Sigyn wants to go look at the vetch in the front yard again, before it fades away. (The human female says it’s a “wildflower” and “pretty,” but it’s really just a weed she’s too lazy to pull.)
Fandral’s mustache! Sigyn, do you see that?
Do you suppose…? For years, we’ve been hearing tales about the Eater Bunny, vicious devourer of small children and hapless livestock. You and I have encountered rabbits previously, and last year we assumed we’d proven the tales to be false, but this thing is so huge…
Aww. It’s cute! Maybe this one is friendly too and–
Avaunt, fell beast! Release my beloved before I blast you into hasenpfeffer!
Kick, Sigyn, KICK! You have to keep him from swallowing!
Quick! I’ll hold his mouth open while you escape! SPIT HER OUT, you lapinaceous hellspawn!

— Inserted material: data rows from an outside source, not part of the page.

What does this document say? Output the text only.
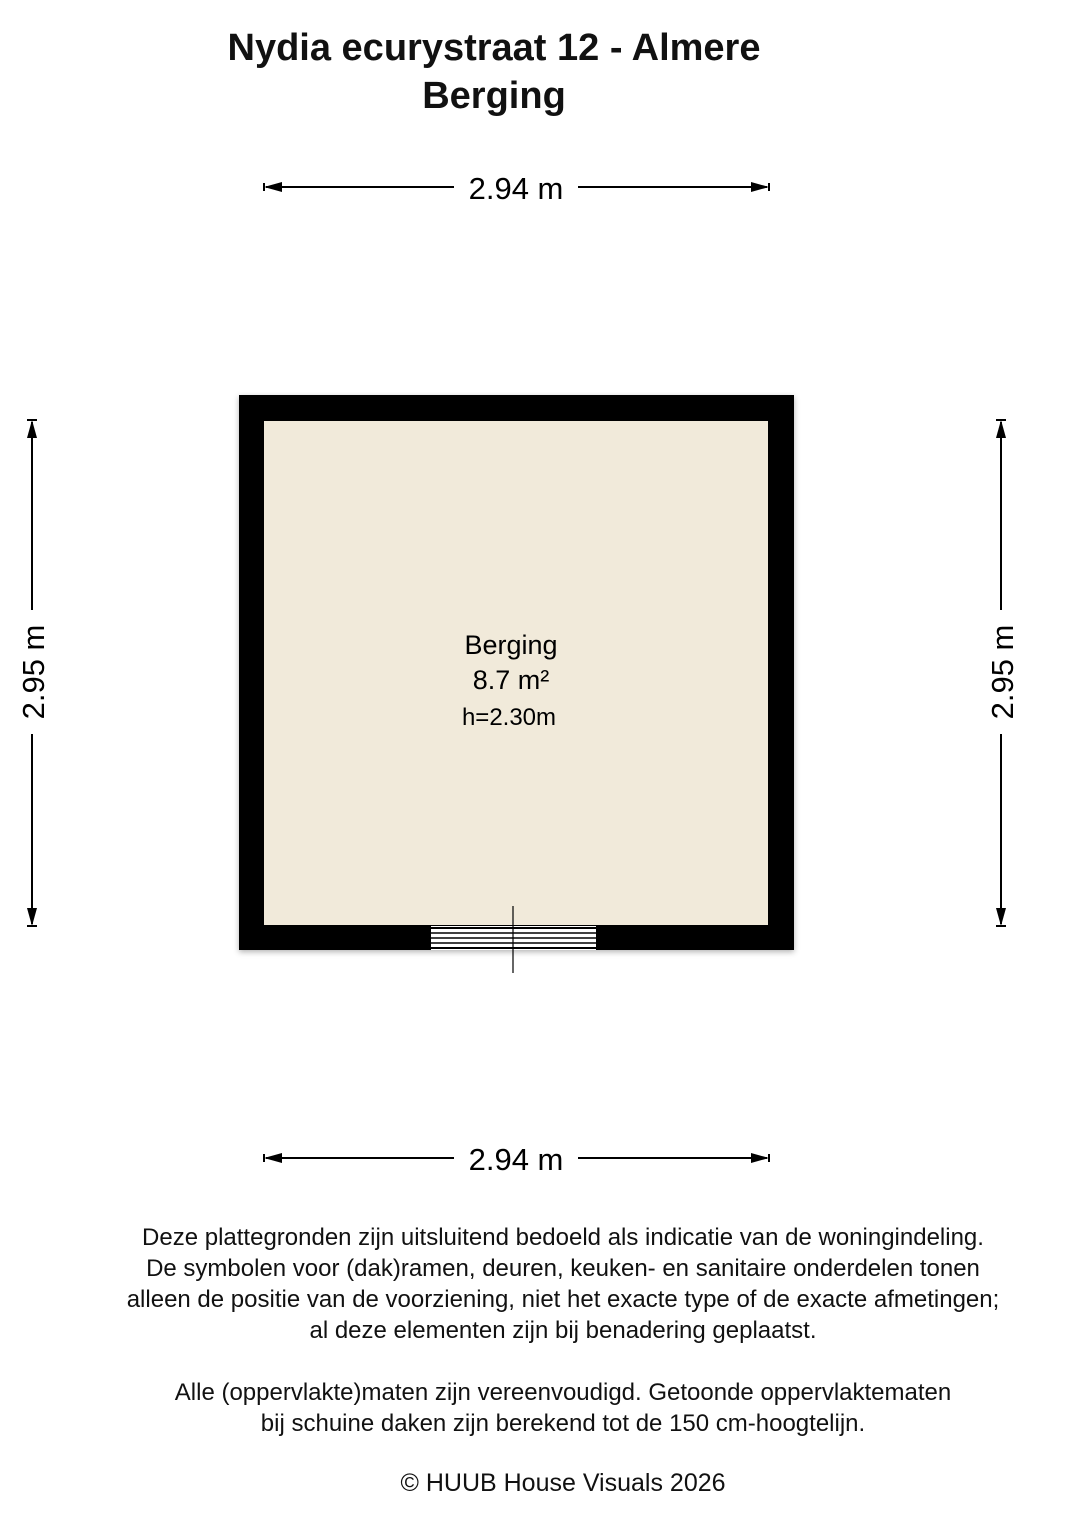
Nydia ecurystraat 12 - Almere
Berging
2.94 m
2.94 m
2.95 m	2.95 m
Berging
8.7 m²
h=2.30m

Deze plattegronden zijn uitsluitend bedoeld als indicatie van de woningindeling.

De symbolen voor (dak)ramen, deuren, keuken- en sanitaire onderdelen tonen

alleen de positie van de voorziening, niet het exacte type of de exacte afmetingen;

al deze elementen zijn bij benadering geplaatst.

Alle (oppervlakte)maten zijn vereenvoudigd. Getoonde oppervlaktematen

bij schuine daken zijn berekend tot de 150 cm-hoogtelijn.

© HUUB House Visuals 2026
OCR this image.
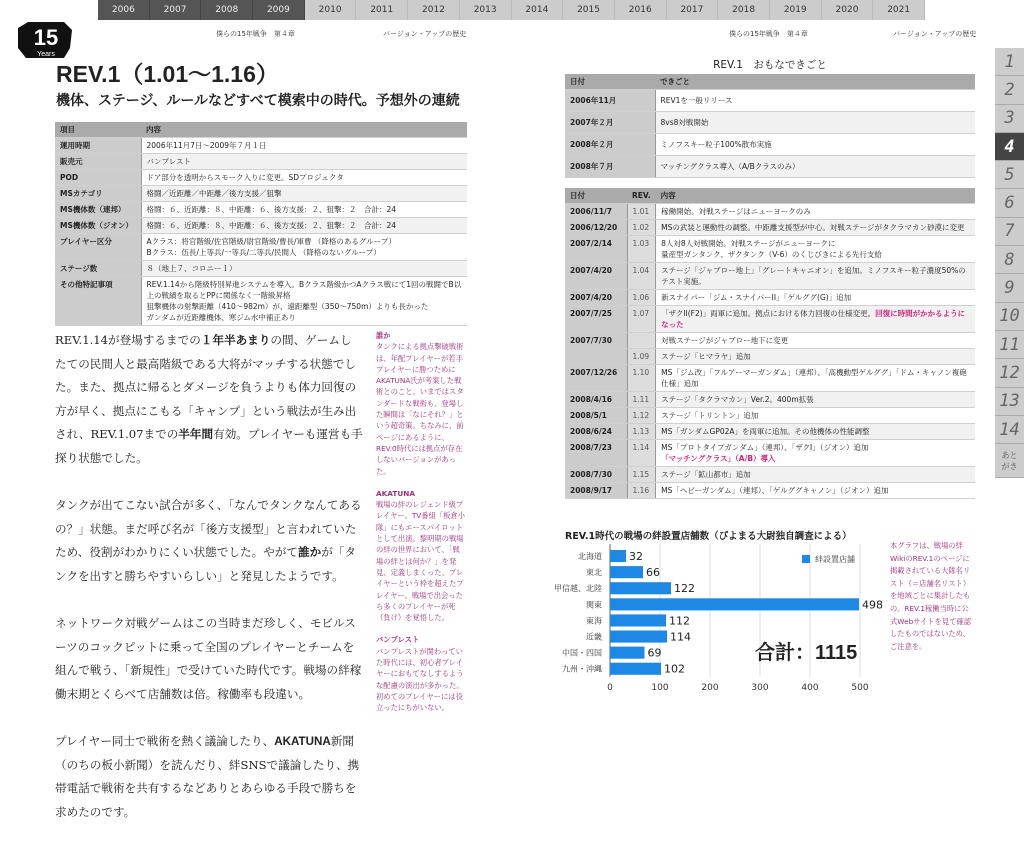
2006	2007	2008	2009	2010	2011	2012	2013	2014	2015	2016	2017	2018	2019	2020	2021
15
Years
僕らの15年戦争　第４章	バージョン・アップの歴史	僕らの15年戦争　第４章	バージョン・アップの歴史
REV.1（1.01〜1.16）
機体、ステージ、ルールなどすべて模索中の時代。予想外の連続
項目	内容
運用時期	2006年11月7日〜2009年７月１日
販売元	バンプレスト
POD	ドア部分を透明からスモーク入りに変更。SDプロジェクタ
MSカテゴリ	格闘／近距離／中距離／後方支援／狙撃
MS機体数（連邦）	格闘：６、近距離：８、中距離：６、後方支援：２、狙撃：２　合計：24
MS機体数（ジオン）	格闘：６、近距離：８、中距離：６、後方支援：２、狙撃：２　合計：24
プレイヤー区分	Aクラス：将官階級/佐官階級/尉官階級/曹長/軍曹 （降格のあるグループ）
Bクラス：伍長/上等兵/一等兵/二等兵/民間人 （降格のないグループ）
ステージ数	８（地上７、コロニー１）
その他特記事項	REV.1.14から階級特別昇進システムを導入。Bクラス階級かつAクラス戦にて1回の戦闘でB以上の戦績を取るとPPに関係なく一階級昇格
狙撃機体の射撃距離（410〜982m）が、遠距離型（350〜750m）よりも長かった
ガンダムが近距離機体、寒ジム水中補正あり

REV.1.14が登場するまでの１年半あまりの間、ゲームしたての民間人と最高階級である大将がマッチする状態でした。また、拠点に帰るとダメージを負うよりも体力回復の方が早く、拠点にこもる「キャンプ」という戦法が生み出され、REV.1.07までの半年間有効。プレイヤーも運営も手探り状態でした。

タンクが出てこない試合が多く、「なんでタンクなんてあるの？」状態。まだ呼び名が「後方支援型」と言われていたため、役割がわかりにくい状態でした。やがて誰かが「タンクを出すと勝ちやすいらしい」と発見したようです。

ネットワーク対戦ゲームはこの当時まだ珍しく、モビルスーツのコックピットに乗って全国のプレイヤーとチームを組んで戦う、「新規性」で受けていた時代です。戦場の絆稼働末期とくらべて店舗数は倍。稼働率も段違い。

プレイヤー同士で戦術を熱く議論したり、AKATUNA新聞（のちの板小新聞）を読んだり、絆SNSで議論したり、携帯電話で戦術を共有するなどありとあらゆる手段で勝ちを求めたのです。

誰か
タンクによる拠点撃破戦術は、年配プレイヤーが若手プレイヤーに勝つためにAKATUNA氏が考案した戦術とのこと。いまではスタンダードな戦術も、登場した瞬間は「なにそれ？」という超奇策。ちなみに、前ページにあるように、REV.0時代には拠点が存在しないバージョンがあった。
AKATUNA
戦場の絆のレジェンド級プレイヤー。TV番組「板倉小隊」にもエースパイロットとして出演。黎明期の戦場の絆の世界において、「戦場の絆とは何か？」を発見、定義しまくった、プレイヤーという枠を超えたプレイヤー。戦場で出会ったら多くのプレイヤーが死（負け）を覚悟した。
バンプレスト
バンプレストが関わっていた時代には、初心者プレイヤーにおもてなしするような配慮の演出が多かった。初めてのプレイヤーには役立ったにちがいない。
REV.1　おもなできごと
日付	できごと
2006年11月	REV1を一般リリース
2007年２月	8vs8対戦開始
2008年２月	ミノフスキー粒子100%散布実施
2008年７月	マッチングクラス導入（A/Bクラスのみ）
日付	REV.	内容
2006/11/7	1.01	稼働開始。対戦ステージはニューヨークのみ
2006/12/20	1.02	MSの武装と運動性の調整。中距離支援型が中心。対戦ステージがタクラマカン砂漠に変更
2007/2/14	1.03	8人対8人対戦開始。対戦ステージがニューヨークに
量産型ガンタンク、ザクタンク（V-6）のくじびきによる先行支給
2007/4/20	1.04	ステージ「ジャブロー地上」「グレートキャニオン」を追加。ミノフスキー粒子濃度50%のテスト実施。
2007/4/20	1.06	新スナイパー「ジム・スナイパーII」「ゲルググ(G)」追加
2007/7/25	1.07	「ザクII(F2)」両軍に追加。拠点における体力回復の仕様変更。回復に時間がかかるようになった
2007/7/30		対戦ステージがジャブロー地下に変更
	1.09	ステージ「ヒマラヤ」追加
2007/12/26	1.10	MS「ジム改」「フルアーマーガンダム」（連邦）、「高機動型ゲルググ」「ドム・キャノン複砲仕様」追加
2008/4/16	1.11	ステージ「タクラマカン」Ver.2。400m拡張
2008/5/1	1.12	ステージ「トリントン」追加
2008/6/24	1.13	MS「ガンダムGP02A」を両軍に追加。その他機体の性能調整
2008/7/23	1.14	MS「プロトタイプガンダム」（連邦）、「ザクI」（ジオン）追加
「マッチングクラス」（A/B）導入
2008/7/30	1.15	ステージ「鉱山都市」追加
2008/9/17	1.16	MS「ヘビーガンダム」（連邦）、「ゲルググキャノン」（ジオン）追加
REV.1時代の戦場の絆設置店舗数（ぴよまる大尉独自調査による）
0	100	200	300	400	500
北海道 32
東北	66
甲信越、北陸	122
関東	498
東海	112
近畿	114
中国・四国	69
九州・沖縄	102
絆設置店舗
合計：1115
本グラフは、戦場の絆WikiのREV.1のページに掲載されている大隊名リスト（＝店舗名リスト）を地域ごとに集計したもの。REV.1稼働当時に公式Webサイトを見て確認したものではないため、ご注意を。
1
2
3
4
5
6
7
8
9
10
11
12
13
14
あと
がき
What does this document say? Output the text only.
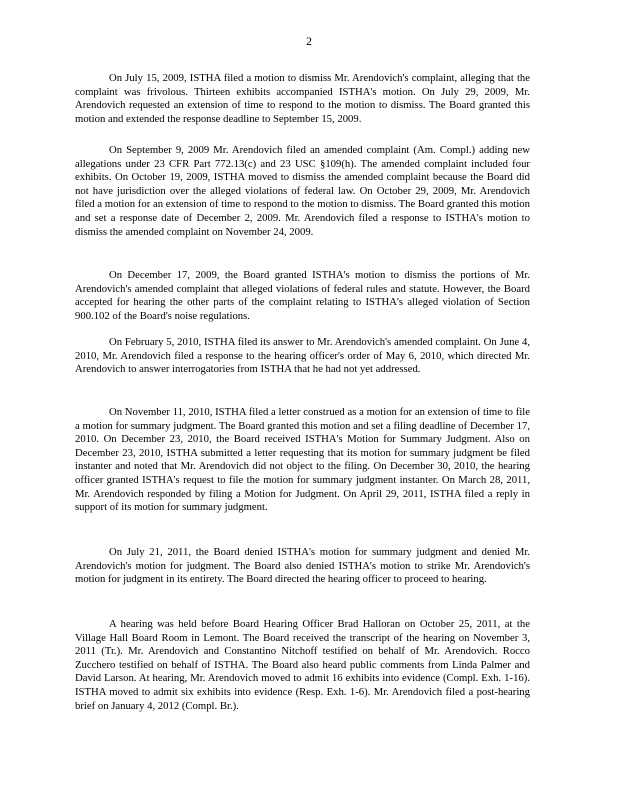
2

On July 15, 2009, ISTHA filed a motion to dismiss Mr. Arendovich's complaint, alleging that the complaint was frivolous. Thirteen exhibits accompanied ISTHA's motion. On July 29, 2009, Mr. Arendovich requested an extension of time to respond to the motion to dismiss. The Board granted this motion and extended the response deadline to September 15, 2009.

On September 9, 2009 Mr. Arendovich filed an amended complaint (Am. Compl.) adding new allegations under 23 CFR Part 772.13(c) and 23 USC §109(h). The amended complaint included four exhibits. On October 19, 2009, ISTHA moved to dismiss the amended complaint because the Board did not have jurisdiction over the alleged violations of federal law. On October 29, 2009, Mr. Arendovich filed a motion for an extension of time to respond to the motion to dismiss. The Board granted this motion and set a response date of December 2, 2009. Mr. Arendovich filed a response to ISTHA's motion to dismiss the amended complaint on November 24, 2009.

On December 17, 2009, the Board granted ISTHA's motion to dismiss the portions of Mr. Arendovich's amended complaint that alleged violations of federal rules and statute. However, the Board accepted for hearing the other parts of the complaint relating to ISTHA's alleged violation of Section 900.102 of the Board's noise regulations.

On February 5, 2010, ISTHA filed its answer to Mr. Arendovich's amended complaint. On June 4, 2010, Mr. Arendovich filed a response to the hearing officer's order of May 6, 2010, which directed Mr. Arendovich to answer interrogatories from ISTHA that he had not yet addressed.

On November 11, 2010, ISTHA filed a letter construed as a motion for an extension of time to file a motion for summary judgment. The Board granted this motion and set a filing deadline of December 17, 2010. On December 23, 2010, the Board received ISTHA's Motion for Summary Judgment. Also on December 23, 2010, ISTHA submitted a letter requesting that its motion for summary judgment be filed instanter and noted that Mr. Arendovich did not object to the filing. On December 30, 2010, the hearing officer granted ISTHA's request to file the motion for summary judgment instanter. On March 28, 2011, Mr. Arendovich responded by filing a Motion for Judgment. On April 29, 2011, ISTHA filed a reply in support of its motion for summary judgment.

On July 21, 2011, the Board denied ISTHA's motion for summary judgment and denied Mr. Arendovich's motion for judgment. The Board also denied ISTHA's motion to strike Mr. Arendovich's motion for judgment in its entirety. The Board directed the hearing officer to proceed to hearing.

A hearing was held before Board Hearing Officer Brad Halloran on October 25, 2011, at the Village Hall Board Room in Lemont. The Board received the transcript of the hearing on November 3, 2011 (Tr.). Mr. Arendovich and Constantino Nitchoff testified on behalf of Mr. Arendovich. Rocco Zucchero testified on behalf of ISTHA. The Board also heard public comments from Linda Palmer and David Larson. At hearing, Mr. Arendovich moved to admit 16 exhibits into evidence (Compl. Exh. 1-16). ISTHA moved to admit six exhibits into evidence (Resp. Exh. 1-6). Mr. Arendovich filed a post-hearing brief on January 4, 2012 (Compl. Br.).
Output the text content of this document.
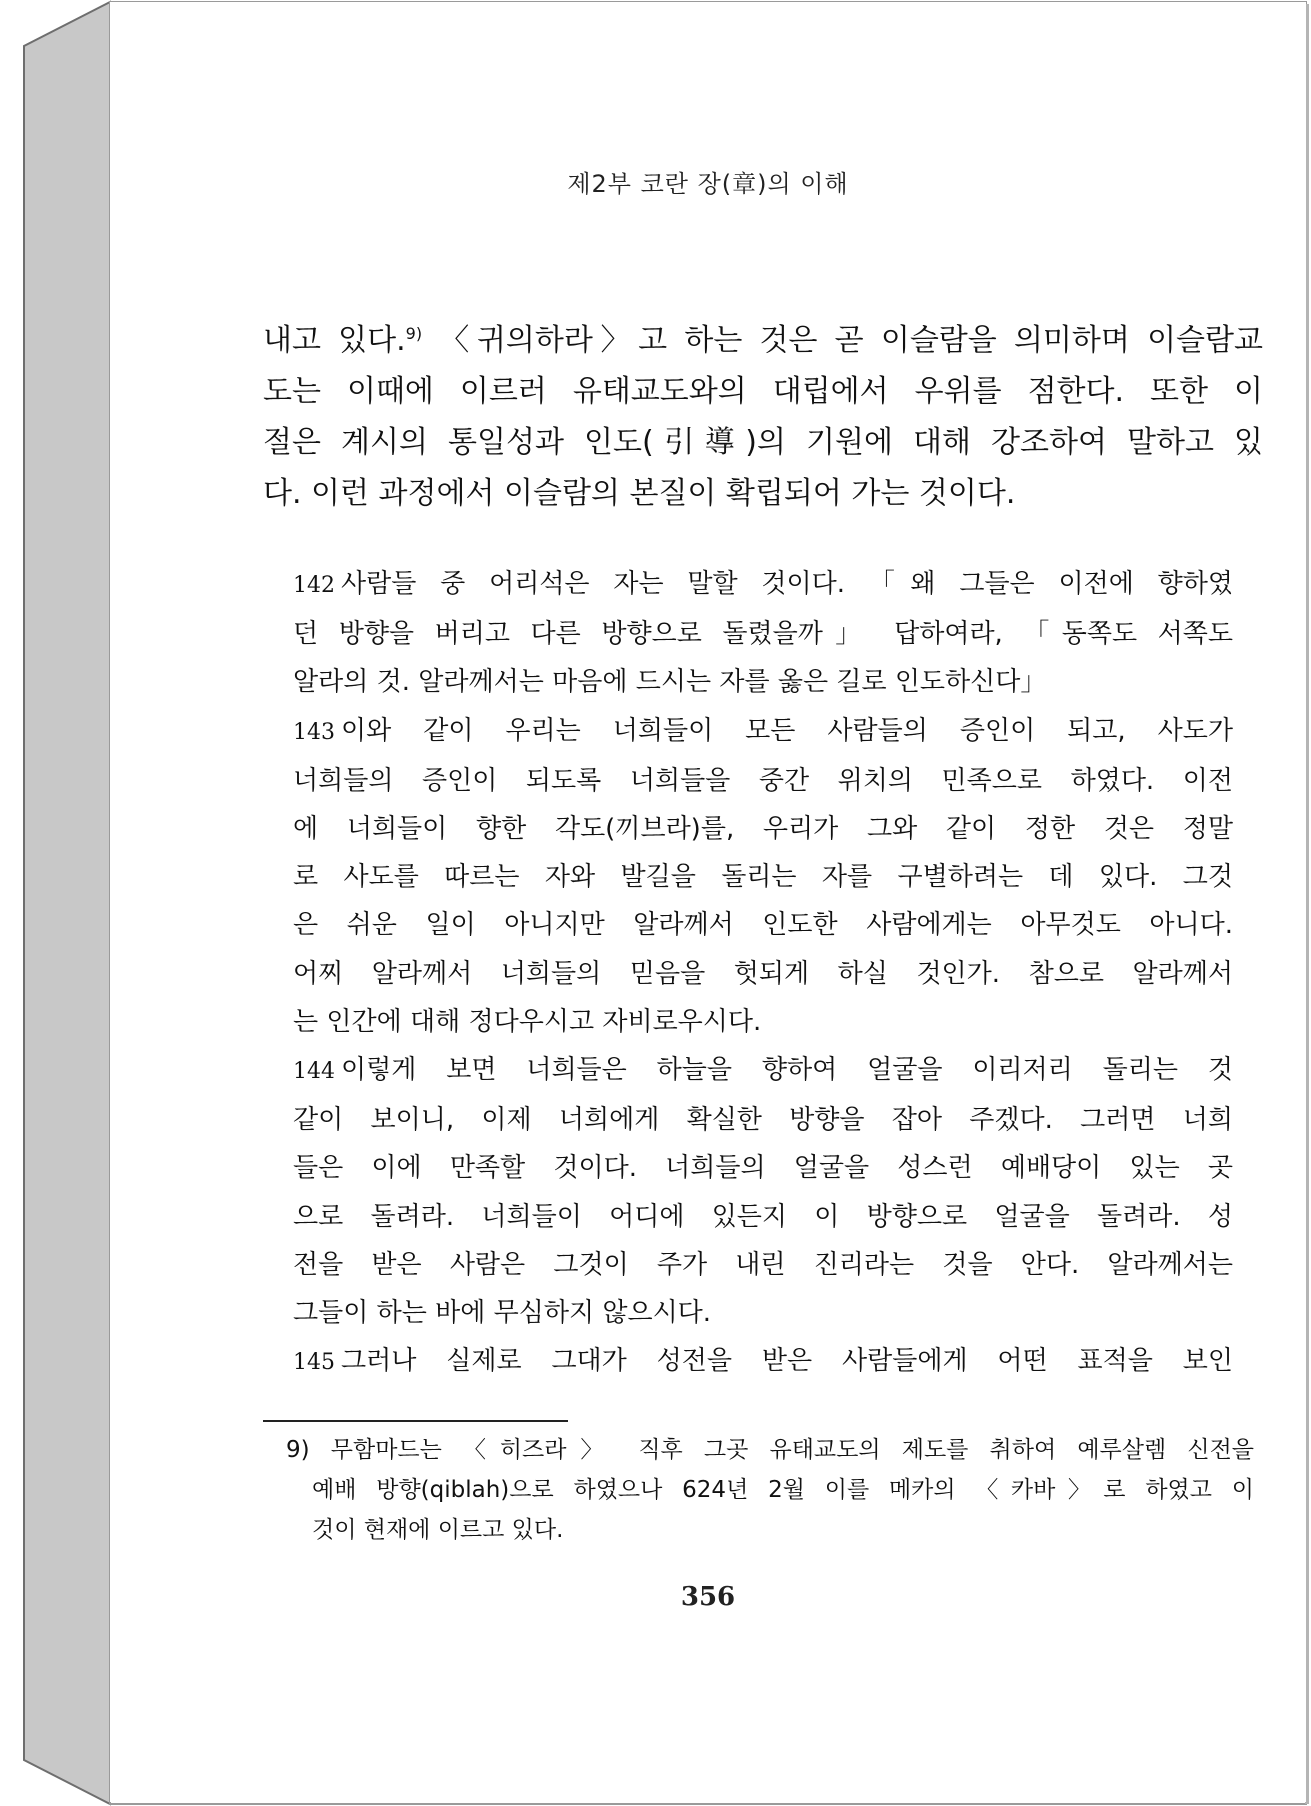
제2부 코란 장(章)의 이해
내고 있다.$^{9)}$ 〈귀의하라〉고 하는 것은 곧 이슬람을 의미하며 이슬람교
도는 이때에 이르러 유태교도와의 대립에서 우위를 점한다. 또한 이
절은 계시의 통일성과 인도(引導)의 기원에 대해 강조하여 말하고 있
다. 이런 과정에서 이슬람의 본질이 확립되어 가는 것이다.
142 사람들 중 어리석은 자는 말할 것이다. 「왜 그들은 이전에 향하였
던 방향을 버리고 다른 방향으로 돌렸을까」 답하여라, 「동쪽도 서쪽도
알라의 것. 알라께서는 마음에 드시는 자를 옳은 길로 인도하신다」
143 이와 같이 우리는 너희들이 모든 사람들의 증인이 되고, 사도가
너희들의 증인이 되도록 너희들을 중간 위치의 민족으로 하였다. 이전
에 너희들이 향한 각도(끼브라)를, 우리가 그와 같이 정한 것은 정말
로 사도를 따르는 자와 발길을 돌리는 자를 구별하려는 데 있다. 그것
은 쉬운 일이 아니지만 알라께서 인도한 사람에게는 아무것도 아니다.
어찌 알라께서 너희들의 믿음을 헛되게 하실 것인가. 참으로 알라께서
는 인간에 대해 정다우시고 자비로우시다.
144 이렇게 보면 너희들은 하늘을 향하여 얼굴을 이리저리 돌리는 것
같이 보이니, 이제 너희에게 확실한 방향을 잡아 주겠다. 그러면 너희
들은 이에 만족할 것이다. 너희들의 얼굴을 성스런 예배당이 있는 곳
으로 돌려라. 너희들이 어디에 있든지 이 방향으로 얼굴을 돌려라. 성
전을 받은 사람은 그것이 주가 내린 진리라는 것을 안다. 알라께서는
그들이 하는 바에 무심하지 않으시다.
145 그러나 실제로 그대가 성전을 받은 사람들에게 어떤 표적을 보인
9) 무함마드는 〈히즈라〉 직후 그곳 유태교도의 제도를 취하여 예루살렘 신전을
예배 방향(qiblah)으로 하였으나 624년 2월 이를 메카의 〈카바〉로 하였고 이
것이 현재에 이르고 있다.
356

Sigyn, dearest, are you all right? If he has harmed one hair on your precious head, I will flay him alive and make buntings for all the babies in the neighborhood! Norns’ nighties! That was close!
Wait! What are you doing?
Once again, Sigyn’s rapport with animals carries the day. Ride the bunny all you like, my love. I’m right behind you, and if he so much as twitches a whisker, I will pith him on the instant.
You heard it here, folks–the Eater Bunny is real.